‘Cosmopolitan’ is a dog whistle word once used in Nazi Germany and Communist Russia

The World
People carry portraits of late Soviet dictator Josef Stalin as they attend a gathering marking the 130th anniversary of his birthday

The White House press briefing on Wednesday was a little strange.

Trump policy advisor Stephen Miller was at the podium to defend the president’s new immigration proposal, which would prioritize high-skilled immigrants who already speak English.

Miller faced pushback from reporters, including a heated back-and-forth with CNN’s Jim Acosta, who quoted the Statue of Liberty’s famous inscription (“give me your tired, your poor, your huddled masses…”) and questioned whether the immigration policy changes were in line with those values.

Miller shot back, saying “that is one of the most outrageous, insulting, ignorant, and foolish things you’ve ever said.” But it was his accusation that Acosta has a “cosmopolitan bias” that stood out.

“Cosmopolitan” isn’t a word that’s frequently heard in American politics (“elite” is much more common), but it wouldn’t be out of place in Adolf Hitler's Germany or Joseph Stalin's Soviet Union.

It was an “anti-Semitic fighting term,” Volker Ullrich writes in his biography, Hitler: Ascent, “used against the Jews by Nazis and Bolsheviks alike.” Ullrich writes that the Jewish diaspora in Europe was “considered not only cosmopolitan, but also rootless, and in the late 1940s the term became a code word for Jews who insisted on their Jewish identity.”

Today, as Politico notes, the definition has expanded — “in the eyes of their foes, 'cosmopolitans' tend to cluster in the universities, the arts and in urban centers, where familiarity with diversity makes for a high comfort level with 'untraditional' ideas and lives.”

But its ugly history means that the word “cosmopolitan” still serves as a dog whistle within the white nationalist movement in the United States.

“Dog whistles work kind of like Easter eggs,” said Cristina López, who studies trends in alt-right language at the media watchdog group Media Matters. “You have to know what you’re looking for to find it — and therefore they land with a very specific kind of audience and fly over the heads of everyone else.”

Dog whistles can be insidious — they seem innocuous, and give the speaker a buffer against accusations of racism, sexism or worse, while simultaneously energizing the base. That’s why they’ve been so popular in political speeches throughout history.

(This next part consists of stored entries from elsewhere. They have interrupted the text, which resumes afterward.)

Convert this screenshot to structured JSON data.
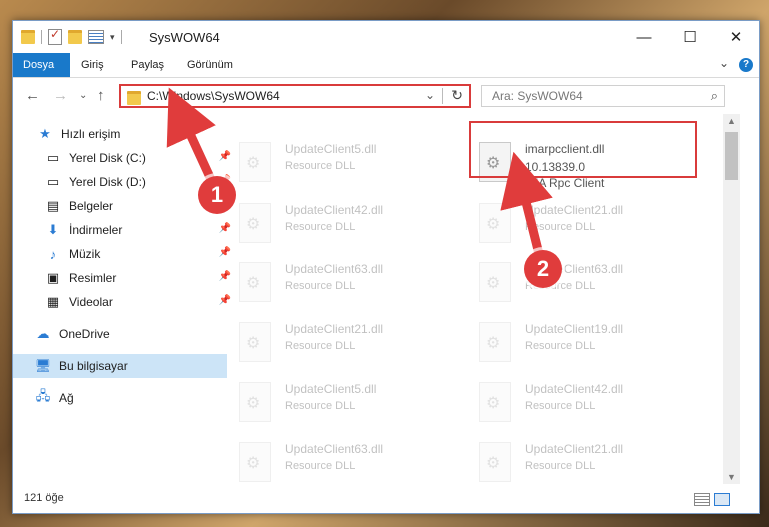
{
  "window": {
    "title": "SysWOW64",
    "controls": {
      "minimize": "—",
      "maximize": "☐",
      "close": "✕"
    }
  },
  "ribbon": {
    "tabs": [
      "Dosya",
      "Giriş",
      "Paylaş",
      "Görünüm"
    ],
    "help": "?"
  },
  "address": {
    "path": "C:\\Windows\\SysWOW64",
    "search_placeholder": "Ara: SysWOW64"
  },
  "sidebar": {
    "items": [
      {
        "label": "Hızlı erişim",
        "icon": "star-icon"
      },
      {
        "label": "Yerel Disk (C:)",
        "icon": "drive-icon"
      },
      {
        "label": "Yerel Disk (D:)",
        "icon": "drive-icon"
      },
      {
        "label": "Belgeler",
        "icon": "document-icon"
      },
      {
        "label": "İndirmeler",
        "icon": "download-arrow-icon"
      },
      {
        "label": "Müzik",
        "icon": "music-note-icon"
      },
      {
        "label": "Resimler",
        "icon": "pictures-icon"
      },
      {
        "label": "Videolar",
        "icon": "video-icon"
      },
      {
        "label": "OneDrive",
        "icon": "cloud-icon"
      },
      {
        "label": "Bu bilgisayar",
        "icon": "computer-icon"
      },
      {
        "label": "Ağ",
        "icon": "network-icon"
      }
    ]
  },
  "files": {
    "highlighted": {
      "name": "imarpcclient.dll",
      "version": "10.13839.0",
      "company": "IMA Rpc Client"
    },
    "left": [
      {
        "name": "UpdateClient5.dll",
        "type": "Resource DLL"
      },
      {
        "name": "UpdateClient42.dll",
        "type": "Resource DLL"
      },
      {
        "name": "UpdateClient63.dll",
        "type": "Resource DLL"
      },
      {
        "name": "UpdateClient21.dll",
        "type": "Resource DLL"
      },
      {
        "name": "UpdateClient5.dll",
        "type": "Resource DLL"
      },
      {
        "name": "UpdateClient63.dll",
        "type": "Resource DLL"
      }
    ],
    "right": [
      {
        "name": "UpdateClient21.dll",
        "type": "Resource DLL"
      },
      {
        "name": "UpdateClient63.dll",
        "type": "Resource DLL"
      },
      {
        "name": "UpdateClient19.dll",
        "type": "Resource DLL"
      },
      {
        "name": "UpdateClient42.dll",
        "type": "Resource DLL"
      },
      {
        "name": "UpdateClient21.dll",
        "type": "Resource DLL"
      }
    ]
  },
  "status": {
    "item_count": "121 öğe"
  },
  "annotations": {
    "step1": "1",
    "step2": "2"
  },
  "colors": {
    "accent": "#1979ca",
    "highlight": "#d93b3b"
  }
}
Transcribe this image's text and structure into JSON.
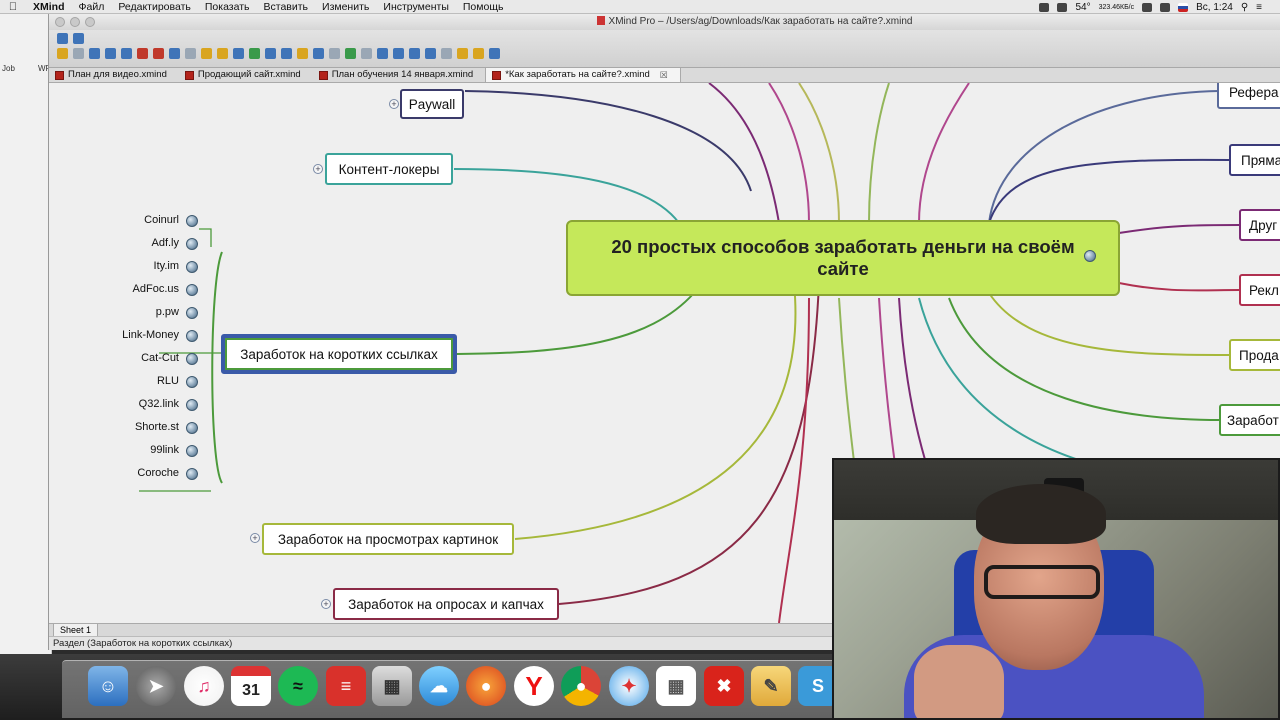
{
  "menubar": {
    "app": "XMind",
    "items": [
      "Файл",
      "Редактировать",
      "Показать",
      "Вставить",
      "Изменить",
      "Инструменты",
      "Помощь"
    ],
    "status": {
      "temp": "54°",
      "net": "323.46КБ/с",
      "day_time": "Вс, 1:24"
    }
  },
  "bgapp": {
    "labels": [
      "Job",
      "WP"
    ]
  },
  "window": {
    "title": "XMind Pro – /Users/ag/Downloads/Как заработать на сайте?.xmind"
  },
  "tabs": [
    {
      "label": "План для видео.xmind"
    },
    {
      "label": "Продающий сайт.xmind"
    },
    {
      "label": "План обучения  14 января.xmind"
    },
    {
      "label": "*Как заработать на сайте?.xmind",
      "active": true
    }
  ],
  "map": {
    "central": "20 простых способов заработать деньги на своём сайте",
    "left_topics": [
      "Paywall",
      "Контент-локеры",
      "Заработок на коротких ссылках",
      "Заработок на просмотрах картинок",
      "Заработок на опросах и капчах"
    ],
    "short_link_services": [
      "Coinurl",
      "Adf.ly",
      "Ity.im",
      "AdFoc.us",
      "p.pw",
      "Link-Money",
      "Cat-Cut",
      "RLU",
      "Q32.link",
      "Shorte.st",
      "99link",
      "Coroche"
    ],
    "right_topics": [
      "Рефера",
      "Пряма",
      "Друг",
      "Рекл",
      "Прода",
      "Заработ"
    ]
  },
  "sheet": {
    "label": "Sheet 1"
  },
  "statusbar": {
    "text": "Раздел (Заработок на коротких ссылках)"
  },
  "colors": {
    "central_fill": "#c5e85a",
    "selected_border": "#3a5aa8"
  }
}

It’s hard to prove a dog whistle, says López, but the use of the word “cosmopolitan” has struck a nerve. “Miller is right now being celebrated in the corners of the alt-right, white nationalistic internet as a hero.”

In the larger context, López says, the White House’s new immigration proposal has been praised by the Center for Immigration Studies and the Federation for American Immigration Reform (FAIR) — organizations that the Southern Poverty Law Center has labeled hate groups.

“It’s hard to know what was going through [Miller’s] mind,” said López, but this support is a sign that white nationalist, nativist groups in the US are listening.

Watch the full exchange between White House advisor Stephen Miller and CNN reporter Jim Acosta: 

A previous version of this story incorrectly said that the SPLC has labeled NumbersUSA , an organization that has praised the White House's new immigration proposal, as a hate group. SPLC is critical of NumbersUSA, but has not listed them as a hate group.